Huit mois plus tard, on ne se lasse toujours pas du premier album, éponyme, de Fever Ray - Karin Dreijer Andersson de son vrai nom, qu'on a découvert aux côtés de son frère Olof Dreijer via The Knife. La ténébreuse auteure, compositrice et interprète suédoise nous accorde une rare entrevue en vue de son premier concert canadien, au Métropolis.

Enfin, l'automne. Le moment de ressortir l'album de Fever Ray, lancé en février et qu'on avait rangé dès les premières soirées chaudes de mai. Car, dans toute sa sinistre splendeur synthétique, ce disque de chanson électronique à contre-courant (lire: qui n'emprunte rien aux années new wave) ne supporte pas les journées ensoleillées. Même que sa saison serait plutôt l'hiver.

 

«Justement, c'était l'hiver en Suède lorsque j'ai composé mon disque», répond Karin Dreijer Andersson dans un anglais teinté de cet accent nordique qui connote chacune de ses chansons. «Et l'hiver chez nous, il fait noir. Dès 14h. C'est horrible. C'est pour ça qu'il y a autant de Suédois en Thaïlande l'hiver...»

«C'est intéressant de voir comment le climat peut influencer la musique qu'on écrit. J'imagine que si je composais un album durant l'été, ma musique serait plus rythmée et enjouée», ajoute-t-elle en échappant un petit rire.

Au bout du fil, Karin Dreijer Andersson parle sur un ton calme. Exactement l'image qu'on se fait de cette femme, mi-trentaine, mère de deux jeunes enfants, et l'une des figures les plus énigmatiques de la scène pop underground depuis le succès initial du deuxième album de The Knife, Deep Cuts.

Sur disque, sa voix est souvent maquillée, lui donnant un air très grave, à la limite du lugubre. Sur scène, où elle affirme «jouer un personnage», elle apparaît masquée. Elle apparaît surtout peu fréquemment: The Knife n'a donné qu'une vingtaine de concerts après la sortie de Silent Shout (2006). Pour Fever Ray, elle en donnera une quarantaine. Ses entrevues sont aussi rares, admet-elle, «mais aujourd'hui, je peux dire que j'aime donner des concerts. Il faut dire que je suis entourée de bons musiciens qui me mettent en confiance, et avec qui il fait bon voyager. C'est important, je crois.»

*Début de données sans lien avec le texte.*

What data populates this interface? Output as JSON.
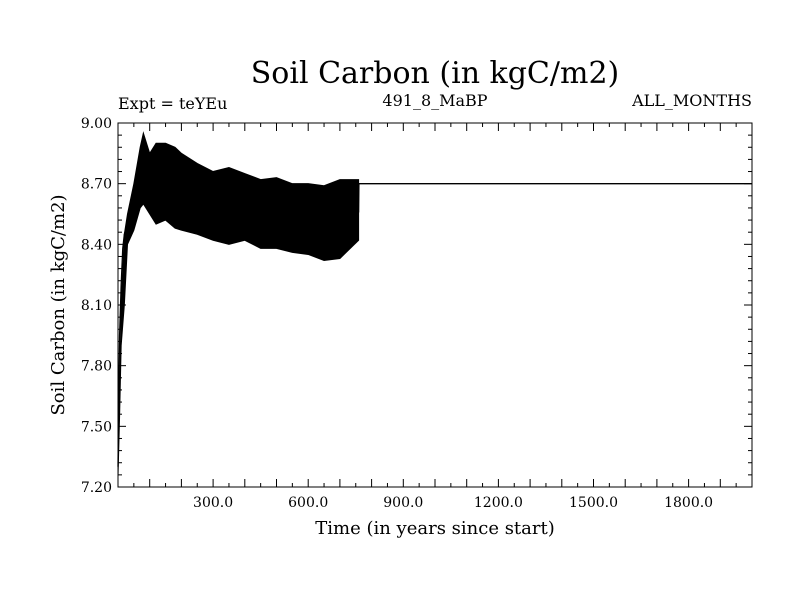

La pop de Fever Ray est appliquée, marquée par sa voix urgente et par des arrangements futuristes, minimalistes et obsédants. Une musique somme toute sérieuse. « Tout ce que je fais est sérieux. La musique, c'est tout mon temps, sauf lorsque je ne suis pas auprès de ma famille. Il faut que ce le soit, sinon je ferais autre chose.»

À ces musiques cliniques, parcimonieuses et pourtant enchantées, Karin appose des textes chargés d'émotion, souvent déroutants. Exemple, tiré de When I Grow Up: «Lorsque je serai grande / Je veux être garde-champêtre et courir dans la tourbe en talon hauts / C'est ce que je ferai».

«J'essaie d'écrire des paroles qui illustrent ce que m'inspire la musique, qui me vient toujours en premier, dit-elle. Certaines me sont inspirées de mon enfance; d'autres viennent de réflexions qu'on peut se faire, en tant qu'adulte, sur notre enfance. D'autres encore me sont inspirées par mes enfants, les trucs qu'ils racontent.»

En décembre, Karin donnera un dernier concert à Londres avant de retourner dans son hiver sombre, sa famille et son studio. Après? L'inconnu. Chose certaine, la musique de cet opéra sur la vie de Charles Darwin, intitulé Tomorrow in a Year et commissionné à The Knife par le Royal Danish Theater de Copenhague, paraîtra sur disque «au début de l'année prochaine», confirme la musicienne qui avait assisté à la première de l'opéra quelques jours avant notre entretien.

«C'était stressant, confie-t-elle. Je n'étais pas sur scène, mais dans la salle, avec Olof. Des choses étranges se sont produites au début du spectacle... Mais je suis satisfaite du résultat. De la musique, surtout. Je pense que c'est vraiment bon.»

Fever Ray, en concert le 1er octobre au Métropolis.